Last week I spent a day helping out with Farm Tours. If you remember, Ag United and CommonGround here in South Dakota have been doing a few every summer.
And, they just keep getting better and better.
We started off the day visiting two confinement facilities. When I say confinement facilities I mean buildings where animals were housed.
Benefits of housing animals inside a building:
– Manure control
– Sickness control
– Protection from the elements (snow, rain, heat)
– Less dust
– Protection from pests (If you are a smaller animal- like a chicken)
The two buildings we toured have pits under the buildings. Which mean that the manure slides through slats in the floor and is completely contained under the building. Then, once or twice a year the manure is pumped out and spread with a liquid manure spreader. This is great for manure management and because you are pumping the manure out and spreading it on your fields it also saves on fertilizer application costs. Sustainable agriculture at its finest.
First up was a hog confinement building. I didn’t venture inside because we had quite a few women on the tour and I was more than happy to let them see everything first. Below is the Roling family in the background with their three adorable kids, who did a great job showing us their jobs on the farm!
The next building, however, did catch my eye because it was a beef confinement building. And since we raise a lot of beef this seemed more up my alley.
A few years ago we had a building collapse (click to see photos) at our place from all the snow (it was empty, remember?) and ever since then we have played with a few ideas about what to put in its place. If anything at all. So, seeing a new beef confinement up close really let me have more of an idea so that when we go to make the decision of what we will be doing in our backyard I will feel much more educated and confident.

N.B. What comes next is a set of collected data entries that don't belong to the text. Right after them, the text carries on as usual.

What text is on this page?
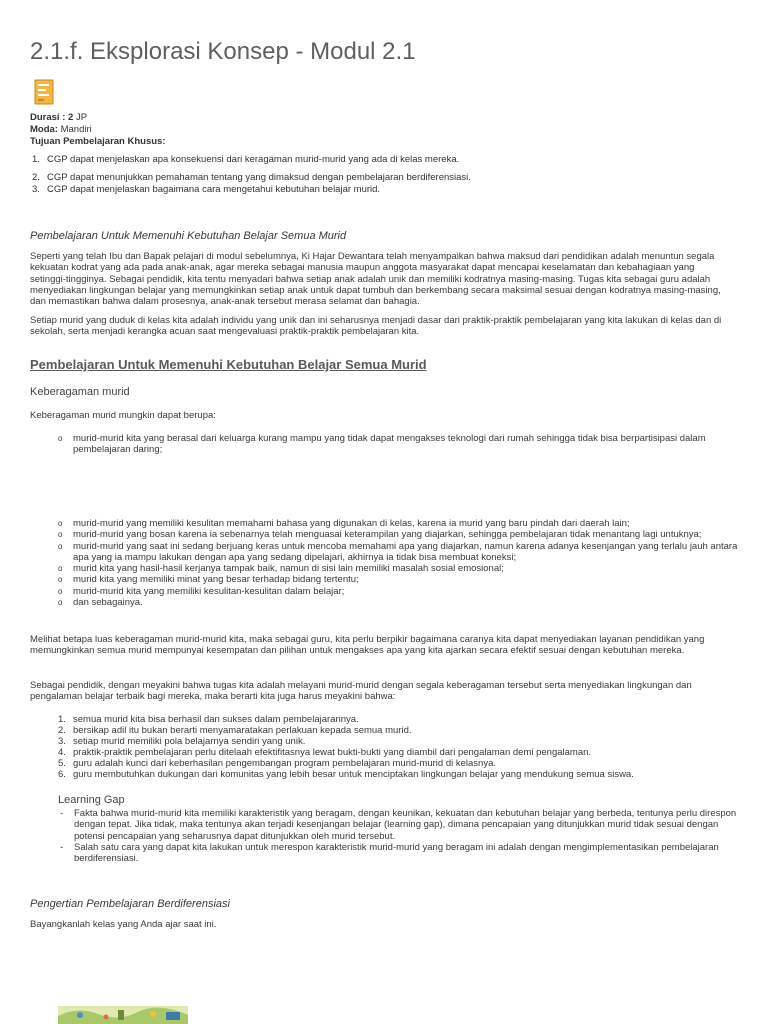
2.1.f. Eksplorasi Konsep - Modul 2.1
Durasi : 2 JP
Moda: Mandiri
Tujuan Pembelajaran Khusus:
1. CGP dapat menjelaskan apa konsekuensi dari keragaman murid-murid yang ada di kelas mereka.
2. CGP dapat menunjukkan pemahaman tentang yang dimaksud dengan pembelajaran berdiferensiasi.
3. CGP dapat menjelaskan bagaimana cara mengetahui kebutuhan belajar murid.
Pembelajaran Untuk Memenuhi Kebutuhan Belajar Semua Murid

Seperti yang telah Ibu dan Bapak pelajari di modul sebelumnya, Ki Hajar Dewantara telah menyampaikan bahwa maksud dari pendidikan adalah menuntun segala kekuatan kodrat yang ada pada anak-anak, agar mereka sebagai manusia maupun anggota masyarakat dapat mencapai keselamatan dan kebahagiaan yang setinggi-tingginya. Sebagai pendidik, kita tentu menyadari bahwa setiap anak adalah unik dan memiliki kodratnya masing-masing. Tugas kita sebagai guru adalah menyediakan lingkungan belajar yang memungkinkan setiap anak untuk dapat tumbuh dan berkembang secara maksimal sesuai dengan kodratnya masing-masing, dan memastikan bahwa dalam prosesnya, anak-anak tersebut merasa selamat dan bahagia.

Setiap murid yang duduk di kelas kita adalah individu yang unik dan ini seharusnya menjadi dasar dari praktik-praktik pembelajaran yang kita lakukan di kelas dan di sekolah, serta menjadi kerangka acuan saat mengevaluasi praktik-praktik pembelajaran kita.

Pembelajaran Untuk Memenuhi Kebutuhan Belajar Semua Murid
Keberagaman murid

Keberagaman murid mungkin dapat berupa:

o murid-murid kita yang berasal dari keluarga kurang mampu yang tidak dapat mengakses teknologi dari rumah sehingga tidak bisa berpartisipasi dalam pembelajaran daring;
o murid-murid yang memiliki kesulitan memahami bahasa yang digunakan di kelas, karena ia murid yang baru pindah dari daerah lain;
o murid-murid yang bosan karena ia sebenarnya telah menguasai keterampilan yang diajarkan, sehingga pembelajaran tidak menantang lagi untuknya;
o murid-murid yang saat ini sedang berjuang keras untuk mencoba memahami apa yang diajarkan, namun karena adanya kesenjangan yang terlalu jauh antara apa yang ia mampu lakukan dengan apa yang sedang dipelajari, akhirnya ia tidak bisa membuat koneksi;
o murid kita yang hasil-hasil kerjanya tampak baik, namun di sisi lain memiliki masalah sosial emosional;
o murid kita yang memiliki minat yang besar terhadap bidang tertentu;
o murid-murid kita yang memiliki kesulitan-kesulitan dalam belajar;
o dan sebagainya.

Melihat betapa luas keberagaman murid-murid kita, maka sebagai guru, kita perlu berpikir bagaimana caranya kita dapat menyediakan layanan pendidikan yang memungkinkan semua murid mempunyai kesempatan dan pilihan untuk mengakses apa yang kita ajarkan secara efektif sesuai dengan kebutuhan mereka.

Sebagai pendidik, dengan meyakini bahwa tugas kita adalah melayani murid-murid dengan segala keberagaman tersebut serta menyediakan lingkungan dan pengalaman belajar terbaik bagi mereka, maka berarti kita juga harus meyakini bahwa:

1. semua murid kita bisa berhasil dan sukses dalam pembelajarannya.
2. bersikap adil itu bukan berarti menyamaratakan perlakuan kepada semua murid.
3. setiap murid memiliki pola belajarnya sendiri yang unik.
4. praktik-praktik pembelajaran perlu ditelaah efektifitasnya lewat bukti-bukti yang diambil dari pengalaman demi pengalaman.
5. guru adalah kunci dari keberhasilan pengembangan program pembelajaran murid-murid di kelasnya.
6. guru membutuhkan dukungan dari komunitas yang lebih besar untuk menciptakan lingkungan belajar yang mendukung semua siswa.
Learning Gap
- Fakta bahwa murid-murid kita memiliki karakteristik yang beragam, dengan keunikan, kekuatan dan kebutuhan belajar yang berbeda, tentunya perlu direspon dengan tepat. Jika tidak, maka tentunya akan terjadi kesenjangan belajar (learning gap), dimana pencapaian yang ditunjukkan murid tidak sesuai dengan potensi pencapaian yang seharusnya dapat ditunjukkan oleh murid tersebut.
- Salah satu cara yang dapat kita lakukan untuk merespon karakteristik murid-murid yang beragam ini adalah dengan mengimplementasikan pembelajaran berdiferensiasi.
Pengertian Pembelajaran Berdiferensiasi

Bayangkanlah kelas yang Anda ajar saat ini.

The beef confinement was relatively new and feeding beef cattle was something new to the family so they were very honest in saying “They were still learning…” which I really, really appreciated. I had a long conversation with the patriarch of the family about the pros and cons of the building, what they fed and why they fed it, and of course the inevitable drought from last year and the crazy rain we have been having this year.
Next up we stopped for lunch at Stiefvater’s Farm. Talk about beautiful! Their shop was so clean! And decorated beautifully (as a shop can get) for the luncheon. In 2011 there was a strong gust of wind and their farm was destroyed. Flattened. It was amazing to see the pictures and see the transformation of what it is now today. It was beautiful then, and beautiful now! Thanks Stiefvater’s for hosting our lunch!
We ended the day driving just down the road and toured a Dairy facility. I was pretty excited about this one as this is the first “big” dairy I had ever been in. College classes was my last one and that one was teeny tiny compared to this one that boasts milking over 1,500 head. They have 16 employees and milk 24 hours a day! Holy Dairy!
Every day dairy cows walk into this facility, turn, back up, and stand patiently to be relieved of their milk. For you moms out there I am sure you remember the feeling of needing to be relieved. These girls know exactly what to do and how it gets done.
And of course we couldn’t leave without visiting the babies….
And the Vanwinkle family. Who coincidentally both grew up on beef farms and now are the owners of 6,000 head of dairy cows. So thankful they let us tour their farm!
I was asked to be a part of the tours to act as an “expert” in the agricultural industry. I answered questions about beef, family operations, tax terms of family farms, hormones in milk and beef, what we feed cattle, the difference between grass fed and beef fed beef…and tons more I can’t think of tonight. But, I had a great day answering questions and I enjoyed connecting with so many Moms in the Sioux Falls area!